I was hoping to get some help estimating CPU memory requirements for homogeneous refinement jobs, as I have a colleague who keeps running into OOM errors on our cluster.
The cluster is equipped with A40s (~40 GB VRAM) and each A40 has 128 GB CPU memory available to it. We have set the RAM variable so that we are requesting the full 120 GB, and the submission script and job logs show that the memory is being properly requested.
The virus has an unbinned box size of 1260, and they have binned the dataset to a box size of 630. They have 300,000 particles, which have successfully refined into a high-resolution structure. However, they are clearly nyquist limited, and we are trying to unbin.
Every unbinned job fails, with the cgroup killing the process for running out of memory. I don’t think it’s GPU memory, because I don’t believe those trigger the cgroup OOM killer, which we are obviously triggering. The strange thing, though, is that while the 300,000, 630 box size dataset works, even dropping down to just 30,000 particles at 1260 fails every single time.

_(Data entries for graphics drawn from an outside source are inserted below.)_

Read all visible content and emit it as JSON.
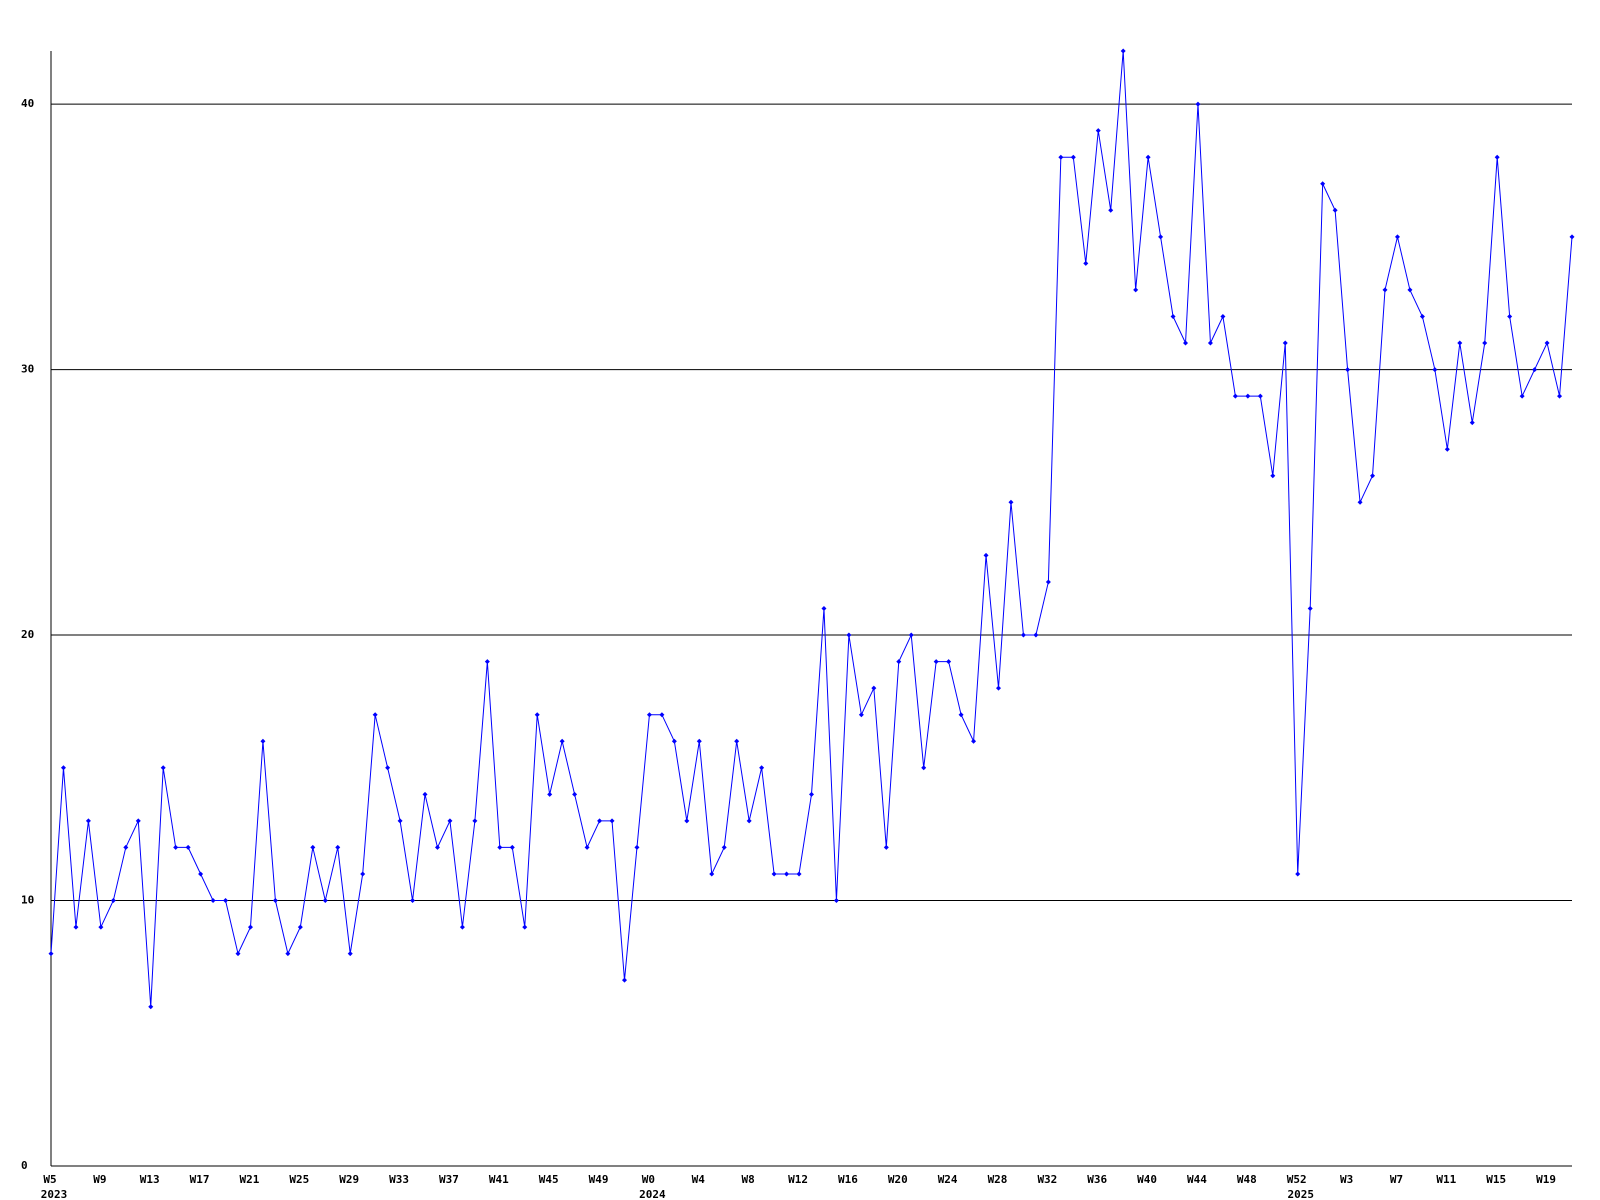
{
  "chart_data": {
    "type": "line",
    "categories": [
      "W5",
      null,
      null,
      null,
      "W9",
      null,
      null,
      null,
      "W13",
      null,
      null,
      null,
      "W17",
      null,
      null,
      null,
      "W21",
      null,
      null,
      null,
      "W25",
      null,
      null,
      null,
      "W29",
      null,
      null,
      null,
      "W33",
      null,
      null,
      null,
      "W37",
      null,
      null,
      null,
      "W41",
      null,
      null,
      null,
      "W45",
      null,
      null,
      null,
      "W49",
      null,
      null,
      null,
      "W0",
      null,
      null,
      null,
      "W4",
      null,
      null,
      null,
      "W8",
      null,
      null,
      null,
      "W12",
      null,
      null,
      null,
      "W16",
      null,
      null,
      null,
      "W20",
      null,
      null,
      null,
      "W24",
      null,
      null,
      null,
      "W28",
      null,
      null,
      null,
      "W32",
      null,
      null,
      null,
      "W36",
      null,
      null,
      null,
      "W40",
      null,
      null,
      null,
      "W44",
      null,
      null,
      null,
      "W48",
      null,
      null,
      null,
      "W52",
      null,
      null,
      null,
      "W3",
      null,
      null,
      null,
      "W7",
      null,
      null,
      null,
      "W11",
      null,
      null,
      null,
      "W15",
      null,
      null,
      null,
      "W19",
      null,
      null
    ],
    "category_years": [
      "2023",
      null,
      null,
      null,
      null,
      null,
      null,
      null,
      null,
      null,
      null,
      null,
      null,
      null,
      null,
      null,
      null,
      null,
      null,
      null,
      null,
      null,
      null,
      null,
      null,
      null,
      null,
      null,
      null,
      null,
      null,
      null,
      null,
      null,
      null,
      null,
      null,
      null,
      null,
      null,
      null,
      null,
      null,
      null,
      null,
      null,
      null,
      null,
      "2024",
      null,
      null,
      null,
      null,
      null,
      null,
      null,
      null,
      null,
      null,
      null,
      null,
      null,
      null,
      null,
      null,
      null,
      null,
      null,
      null,
      null,
      null,
      null,
      null,
      null,
      null,
      null,
      null,
      null,
      null,
      null,
      null,
      null,
      null,
      null,
      null,
      null,
      null,
      null,
      null,
      null,
      null,
      null,
      null,
      null,
      null,
      null,
      null,
      null,
      null,
      null,
      "2025",
      null,
      null,
      null,
      null,
      null,
      null,
      null,
      null,
      null,
      null,
      null,
      null,
      null,
      null,
      null,
      null,
      null,
      null,
      null,
      null,
      null
    ],
    "series": [
      {
        "color": "#0000ff",
        "values": [
          8,
          15,
          9,
          13,
          9,
          10,
          12,
          13,
          6,
          15,
          12,
          12,
          11,
          10,
          10,
          8,
          9,
          16,
          10,
          8,
          9,
          12,
          10,
          12,
          8,
          11,
          17,
          15,
          13,
          10,
          14,
          12,
          13,
          9,
          13,
          19,
          12,
          12,
          9,
          17,
          14,
          16,
          14,
          12,
          13,
          13,
          7,
          12,
          17,
          17,
          16,
          13,
          16,
          11,
          12,
          16,
          13,
          15,
          11,
          11,
          11,
          14,
          21,
          10,
          20,
          17,
          18,
          12,
          19,
          20,
          15,
          19,
          19,
          17,
          16,
          23,
          18,
          25,
          20,
          20,
          22,
          38,
          38,
          34,
          39,
          36,
          42,
          33,
          38,
          35,
          32,
          31,
          40,
          31,
          32,
          29,
          29,
          29,
          26,
          31,
          11,
          21,
          37,
          36,
          30,
          25,
          26,
          33,
          35,
          33,
          32,
          30,
          27,
          31,
          28,
          31,
          38,
          32,
          29,
          30,
          31,
          29,
          35
        ]
      }
    ],
    "ylim": [
      0,
      42
    ],
    "yticks": [
      0,
      10,
      20,
      30,
      40
    ],
    "grid": true,
    "markers": true
  }
}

If I do some back of the napkin math here:
300,000 particles * 630 pixels X * 630 pixels Y * 8 bits/pixel = ~120 GB.
30,000 particles * 1260 pixels X * 1260 pixels Y * 8 bits/pixel = ~50 GB.
Now, I realize it probably also needs to hold the maps in memory (Another ~2-3 GB unless those are 16 bit?) and I know that local CTF refinement, and global CTF refinement also use additional memory. But I can’t seem to make any sense of it, and was wondering if the CryoSPARC team had any rule of thumb relating to box sizes and CPU memory, and if there isn’t something weird going on here.